Kansas is one data point of the evidence Grading of the States mentions. As CMD reported in 2016, ALEC-backed policies in Kansas have resulted in a widening of the income inequality gap "by shifting income to the state's wealthiest taxpayers and corporations, while suppressing wages and cutting services for the middle class, low-income children, and veterans."
Despite praise from ALEC claiming "no one is more qualified than Stephen Moore for this position," Stephen Moore would be alone on the Federal Reserve Board as the only member without a doctorate degree. Moore has never worked within academia. And, as pointed out by Chinn, Moore has never been published in a peer-reviewed journal.
Instead, Moore has climbed the ranks within conservative think-tanks and political groups. He founded Club for Growth, and has worked as a senior fellow at the Cato Institute, a visiting fellow at the Heritage Foundation, a senior economic contributor at FreedomWorks, a board member of the Donors Capital Fund, a research director for President Ronald Reagan's Commission on Privatization, and with many other right-wing organizations.
"Stephen Moore is little more than a fairly inept polemicist. I've never seen anything written by him that could be construed as 'research' in an academic/policy sense," Chinn told CMD. Pointing at his lack of a doctorate in the field, Chinn opined, "perhaps he has an excuse, given his limited economics training," but Moore's "use of incorrect or outdated data suggests deeper issues."
Economists Say Moore Is Not Qualified
Moore "is a terrible, horrible, no good, very bad pick. He hasn't gotten a thing right in twenty years," Justin Wolfers, an economics professor at the University of Michigan, tweeted.
Wolfers is not alone. Greg Mankiw, a Harvard professor who was chairman of the White House Council of Economic Advisers under George W. Bush and is considered a "leading Republican economist," said Moore "does not have the intellectual gravitas for this important job."
Moore himself said, "I'm kind of new to this game, frankly, so I'm going to be on a steep learning curve myself about how the Fed operates, how the Federal Reserve makes its decisions," according to Bloomberg. "It's hard for me to say even what my role will be there, assuming I get confirmed."

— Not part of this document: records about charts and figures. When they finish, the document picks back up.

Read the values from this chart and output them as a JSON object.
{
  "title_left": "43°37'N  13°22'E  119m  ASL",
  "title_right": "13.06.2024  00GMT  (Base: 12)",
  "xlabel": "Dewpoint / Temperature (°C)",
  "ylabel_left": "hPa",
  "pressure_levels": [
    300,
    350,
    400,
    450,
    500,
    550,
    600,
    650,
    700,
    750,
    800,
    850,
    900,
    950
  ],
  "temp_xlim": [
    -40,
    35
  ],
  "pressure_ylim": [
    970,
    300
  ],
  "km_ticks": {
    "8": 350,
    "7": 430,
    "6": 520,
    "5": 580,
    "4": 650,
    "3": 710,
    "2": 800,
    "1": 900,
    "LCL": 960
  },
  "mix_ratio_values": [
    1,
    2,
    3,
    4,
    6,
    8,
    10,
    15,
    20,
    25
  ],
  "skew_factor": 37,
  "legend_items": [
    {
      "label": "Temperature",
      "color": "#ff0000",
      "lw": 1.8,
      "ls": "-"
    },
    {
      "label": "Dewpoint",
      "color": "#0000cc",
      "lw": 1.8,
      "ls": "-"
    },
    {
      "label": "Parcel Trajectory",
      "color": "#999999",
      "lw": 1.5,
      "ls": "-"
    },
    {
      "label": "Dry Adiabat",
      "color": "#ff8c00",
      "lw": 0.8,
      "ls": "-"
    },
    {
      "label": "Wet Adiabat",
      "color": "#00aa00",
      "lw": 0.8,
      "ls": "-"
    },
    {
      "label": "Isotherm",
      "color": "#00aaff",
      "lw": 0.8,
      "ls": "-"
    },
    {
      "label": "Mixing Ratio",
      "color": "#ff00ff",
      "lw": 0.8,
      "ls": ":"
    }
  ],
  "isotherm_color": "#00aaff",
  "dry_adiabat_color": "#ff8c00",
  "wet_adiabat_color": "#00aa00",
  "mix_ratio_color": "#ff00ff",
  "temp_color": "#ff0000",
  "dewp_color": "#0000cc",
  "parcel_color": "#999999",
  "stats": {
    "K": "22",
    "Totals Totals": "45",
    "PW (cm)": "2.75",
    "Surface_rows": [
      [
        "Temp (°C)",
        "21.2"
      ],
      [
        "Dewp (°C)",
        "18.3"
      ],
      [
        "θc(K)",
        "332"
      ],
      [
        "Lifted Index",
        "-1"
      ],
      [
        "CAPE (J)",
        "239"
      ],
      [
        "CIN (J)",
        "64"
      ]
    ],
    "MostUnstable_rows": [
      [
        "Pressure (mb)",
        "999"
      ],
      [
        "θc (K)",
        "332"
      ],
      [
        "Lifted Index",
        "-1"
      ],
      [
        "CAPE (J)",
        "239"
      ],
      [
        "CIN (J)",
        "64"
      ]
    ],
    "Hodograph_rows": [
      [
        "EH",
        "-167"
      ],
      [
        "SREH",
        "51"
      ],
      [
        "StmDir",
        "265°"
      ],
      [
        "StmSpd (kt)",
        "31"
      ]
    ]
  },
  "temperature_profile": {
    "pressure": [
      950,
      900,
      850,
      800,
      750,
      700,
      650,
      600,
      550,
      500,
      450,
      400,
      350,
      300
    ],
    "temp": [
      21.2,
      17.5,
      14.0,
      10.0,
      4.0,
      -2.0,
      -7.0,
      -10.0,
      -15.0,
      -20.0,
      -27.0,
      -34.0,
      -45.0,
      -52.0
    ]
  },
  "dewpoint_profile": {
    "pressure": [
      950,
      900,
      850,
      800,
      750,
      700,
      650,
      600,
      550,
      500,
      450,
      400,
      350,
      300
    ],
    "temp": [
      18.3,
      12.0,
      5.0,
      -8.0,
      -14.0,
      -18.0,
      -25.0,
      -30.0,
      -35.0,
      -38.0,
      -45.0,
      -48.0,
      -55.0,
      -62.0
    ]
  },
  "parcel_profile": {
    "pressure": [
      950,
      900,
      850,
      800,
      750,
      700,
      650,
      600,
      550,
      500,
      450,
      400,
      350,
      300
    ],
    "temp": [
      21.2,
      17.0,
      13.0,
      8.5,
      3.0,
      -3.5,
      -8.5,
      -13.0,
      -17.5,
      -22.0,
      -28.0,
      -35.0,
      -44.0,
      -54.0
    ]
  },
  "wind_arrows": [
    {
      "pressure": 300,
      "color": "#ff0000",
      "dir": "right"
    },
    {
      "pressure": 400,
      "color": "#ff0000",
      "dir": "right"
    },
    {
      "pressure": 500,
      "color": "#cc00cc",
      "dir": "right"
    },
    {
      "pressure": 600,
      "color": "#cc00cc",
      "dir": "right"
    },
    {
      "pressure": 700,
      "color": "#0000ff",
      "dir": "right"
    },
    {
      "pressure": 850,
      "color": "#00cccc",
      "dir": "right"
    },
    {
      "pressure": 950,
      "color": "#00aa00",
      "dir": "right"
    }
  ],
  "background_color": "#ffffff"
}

Trump also recently appointed "former pizza magnate turned failed Republican presidential candidate" Herman Cain to the Fed. However, according to ABC News, Cain is expected to withdraw his name from consideration in the coming days after four GOP senators indicated they would not vote to confirm him. The next step in the confirmation process is vetting from the Senate Committee on Banking, chaired by Idaho Republican Mike Crapo.